Book Review: The Bench, the Bar and the Bizzare
Book Review: The Bench, the Bar and the Bizzare

The strongest portions of the book are where the humour and institutional critique merge seamlessly. The anecdotes stop becoming mere curiosities and start revealing something larger about legal culture itself - its hierarchies, insecurities, rituals and cultivated pomposity.

The chapters dealing with courtroom decorum move beyond gowns and etiquette and into questions of symbolism and authority. Mehta understands that legal dress codes and ceremonial etiquette are not really about clothing. They are about performance, symbolism and authority.

Similarly, the chapter dealing with artificial intelligence and fake citations captures the modern legal profession with uncomfortable accuracy: lawyers cautiously experimenting with technology they only half trust while courts struggle to decide whether efficiency and hallucination should really arrive in the same package.  

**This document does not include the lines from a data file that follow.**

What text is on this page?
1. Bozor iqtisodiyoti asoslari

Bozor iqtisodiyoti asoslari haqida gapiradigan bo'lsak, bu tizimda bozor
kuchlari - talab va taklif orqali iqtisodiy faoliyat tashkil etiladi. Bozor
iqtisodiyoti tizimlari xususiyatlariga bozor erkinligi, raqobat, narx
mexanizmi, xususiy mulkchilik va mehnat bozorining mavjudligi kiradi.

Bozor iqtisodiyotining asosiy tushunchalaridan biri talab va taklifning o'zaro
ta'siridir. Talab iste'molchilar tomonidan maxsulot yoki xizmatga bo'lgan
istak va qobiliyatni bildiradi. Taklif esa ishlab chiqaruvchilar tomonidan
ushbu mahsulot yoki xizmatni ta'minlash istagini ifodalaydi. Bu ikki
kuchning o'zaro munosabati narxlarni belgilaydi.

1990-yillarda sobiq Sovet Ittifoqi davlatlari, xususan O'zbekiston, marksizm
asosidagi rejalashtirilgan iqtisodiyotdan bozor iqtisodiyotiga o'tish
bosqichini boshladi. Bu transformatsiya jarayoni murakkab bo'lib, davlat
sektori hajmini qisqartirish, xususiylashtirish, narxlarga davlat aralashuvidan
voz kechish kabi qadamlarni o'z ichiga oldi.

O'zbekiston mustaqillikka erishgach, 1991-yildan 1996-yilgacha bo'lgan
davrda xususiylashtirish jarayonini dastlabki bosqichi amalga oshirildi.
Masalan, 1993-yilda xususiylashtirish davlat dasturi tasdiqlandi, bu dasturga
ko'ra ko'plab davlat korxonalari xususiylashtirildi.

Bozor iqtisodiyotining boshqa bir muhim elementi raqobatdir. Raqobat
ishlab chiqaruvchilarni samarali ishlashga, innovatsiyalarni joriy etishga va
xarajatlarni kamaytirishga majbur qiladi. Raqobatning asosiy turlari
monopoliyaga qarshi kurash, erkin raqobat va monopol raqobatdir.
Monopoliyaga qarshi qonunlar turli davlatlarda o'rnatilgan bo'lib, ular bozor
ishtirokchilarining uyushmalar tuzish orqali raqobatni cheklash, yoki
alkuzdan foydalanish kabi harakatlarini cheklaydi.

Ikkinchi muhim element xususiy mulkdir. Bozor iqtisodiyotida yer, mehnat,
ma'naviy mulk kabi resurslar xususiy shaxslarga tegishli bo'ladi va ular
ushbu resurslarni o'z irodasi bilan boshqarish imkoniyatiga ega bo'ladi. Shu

The book moves through disciplinary proceedings, judicial opinions, courtroom transcripts and obscure legal episodes across jurisdictions without sounding weighed down by research. One gets the sense that Mehta genuinely enjoyed excavating these stories from law reports and institutional archives.

Importantly, the book does not descend into bitterness. Many books about the legal profession either romanticise judges into philosopher-kings or treat the institution as irredeemably broken. Mehta does neither. He clearly enjoys exposing absurdity, but there is no sense of contempt for the institution itself. If anything, the criticism comes from someone who still believes that courts matter and, therefore, expects them to behave better.

Many books about the legal profession either romanticise judges into philosopher-kings or treat the institution as irredeemably broken. Mehta does neither.

The prose is conversational and uncluttered. Even the legal discussions remain accessible to non-lawyers because the book avoids turning complexity into performance. There is very little academic self-importance here, which is perhaps why it remains readable even when the subject matter becomes technical.

By the end of The Bench, the Bar, and the Bizarre, one is left with the feeling that the legal profession is not quite the majestic constitutional cathedral lawyers sometimes project outwardly. It is far stranger, far more theatrical, occasionally ridiculous and populated by human beings carrying ego, brilliance, fatigue, insecurity, wit and vanity in unequal proportions.

Which is perhaps exactly why books like this work. They remind lawyers to laugh at their profession before they get lost in its absurdity.